Les hôtels particuliers de Marie-Ève Richard

VICTORIAVILLE. Hôtelière bien singulière que Marie-Ève Richard… À force de recherches, de lectures, surtout d’observations, elle est devenue, en quelque sorte, une spécialiste de la construction d’hôtels à insectes.

Tant et tant que le Centre d’expertise et de transfert en agriculture biologique et de proximité (CETAB+) lui a demandé d’en bâtir un au Boisé des frères et un autre pour les jardins de la ferme-école.

Avec la biologiste Noémie Gagnon Lupien du CETAB+ et le stagiaire d’origine haïtienne Yves Chanlatte, Marie-Ëve devrait entreprendre la construction de ses deux hôtels au début du mois de juillet.

Avant d’énumérer les matériaux dont elle a besoin pour ériger ses installations, Marie-Ève Richard expliquera en quoi elles sont utiles.

Elles offrent refuge à des insectes bénéfiques dans les jardins et potagers. Bénéfiques pour le pollen qu’ils dispersent. Bénéfiques parce qu’ils sont les prédateurs de ravageurs que l’on veut chasser autrement que par des produits.

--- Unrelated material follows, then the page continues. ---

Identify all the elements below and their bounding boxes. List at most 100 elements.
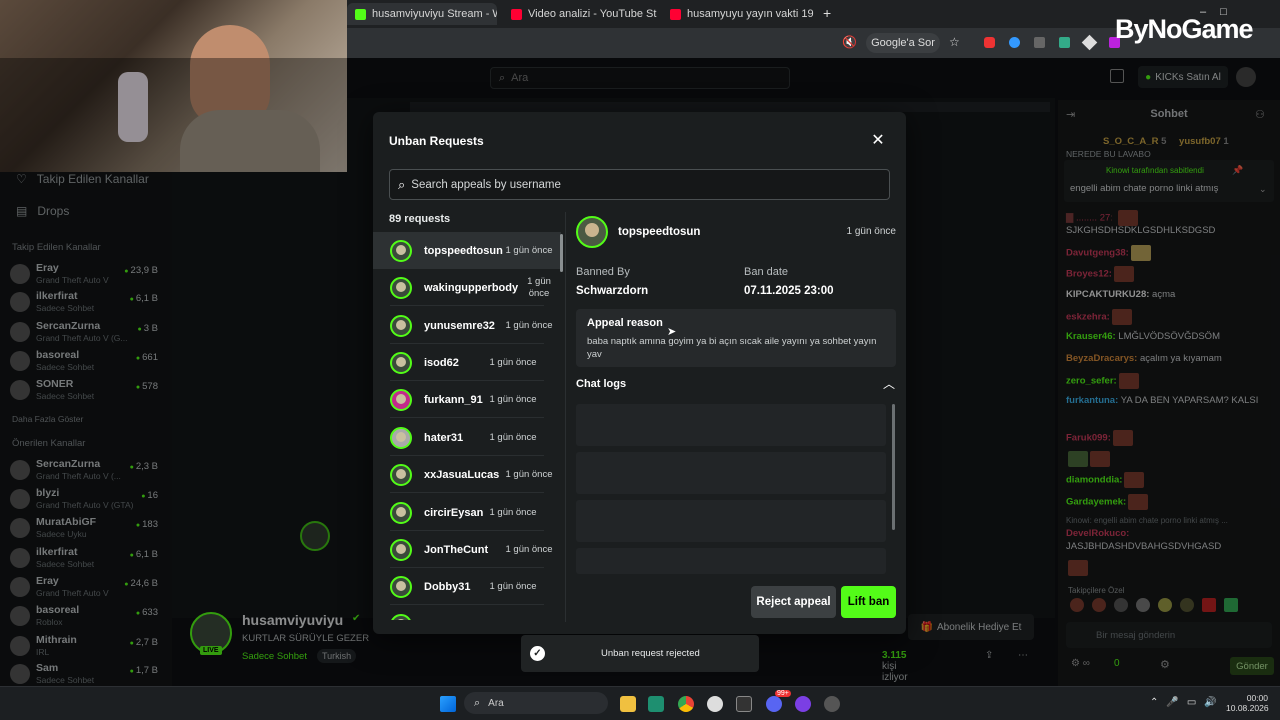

À la liste des insectes utiles, il y a l’abeille et la guêpe nordique qui ne vivent pas en essaim comme les autres. Il y a le carabe, la coccinelle, le chrysope, le perce-oreille, le pemphrédon, le syrphe.

Marie-Ève expliquera que pour héberger ces insectes, il faut reproduire leur habitat naturel. Bûches trouées, briques, cocottes, tiges creuses, pierres plates, bois à moelle, paille, tout cela peut servir à bricoler un hôtel, chambre par chambre, étage par étage.

Ses premières expérimentations, la jeune femme les a menées dans les Jardins communautaires de la rue Lactantia, elle qui, formée en horticulture ornementale, faisait partie du comité d’écologie. Il y a, dans ces Jardins, un grand hôtel et des minuscules.

Pas d’hôtel sans resto

Si l’hôtel sert à héberger des insectes pour la nuit ou pour leurs activités de reproduction, il ne serait pas complet sans un service de restauration. Les insectes qui logent à l’hôtel doivent trouver un «resto» à proximité… C’est pourquoi dans le voisinage immédiat de l’installation, on plantera une bande florale. Encore là, il faudra connaître les fleurs les plus susceptibles d’attirer les insectes que l’on souhaite.

La biologiste Noëmie Gagnon Lupien reconnaît qu’il sera difficile de mesurer les effets de ces installations sur le verger et le rendement des cultures.

Reste que, comme sujet de recherches, elles s’intègrent parfaitement bien dans les projets d’aménagement du Boisé et qu’il s’agit d’une façon d’augmenter la biodiversité, de favoriser un équilibre biologique. Et puis, ajoute-t-elle, ces hôtels présentent un caractère fort éducatif.

«Ils nous rapprochent de la nature», renchérit Marie-Ève. Elle admet qu’au début, elle craignait d’approcher ses habitats grouillants. Aujourd’hui, elle ne se lasse pas de jeter un œil indiscret dans la chambre de ses hôtes, histoire d’en apprendre davantage sur leurs us et coutumes.

Elle dit avoir été ravie par la proposition du CETAB+. «J’ai beaucoup d’estime pour le CETAB+ et pour la ferme-école.» Ce travail qu’elle effectuera au Boisé des frères sera le stage clôturant son passage à Accès Travail et constituera peut-être sa rampe de lancement vers le marché du travail.

D’Haïti à ici

L’agronome haïtien Yves Chanlatte, effectue aussi son stage au CETAB+. Originaire de Bainet en Haïti, il découvre la culture des grandes surfaces et le verger. Il n’y pas de pommes dans son pays natal. «Et chez nous, le chiendent sert à l’aménagement!»

À 34 ans, il souhaiterait intégrer la société québécoise, étant prêt, à l’automne, à se soumettre aux examens de l’Ordre des agronomes du Québec.

Noémie Gagnon Lupien dit que si le stagiaire apprend des méthodes québécoises, ses connaissances en micro-irrigation sont précieuses. «Ici, vous voulez sortir l’eau des cultures!» En Haïti, il faut apporter, goutte à goutte, l’eau dans les jardins, explique le stagiaire.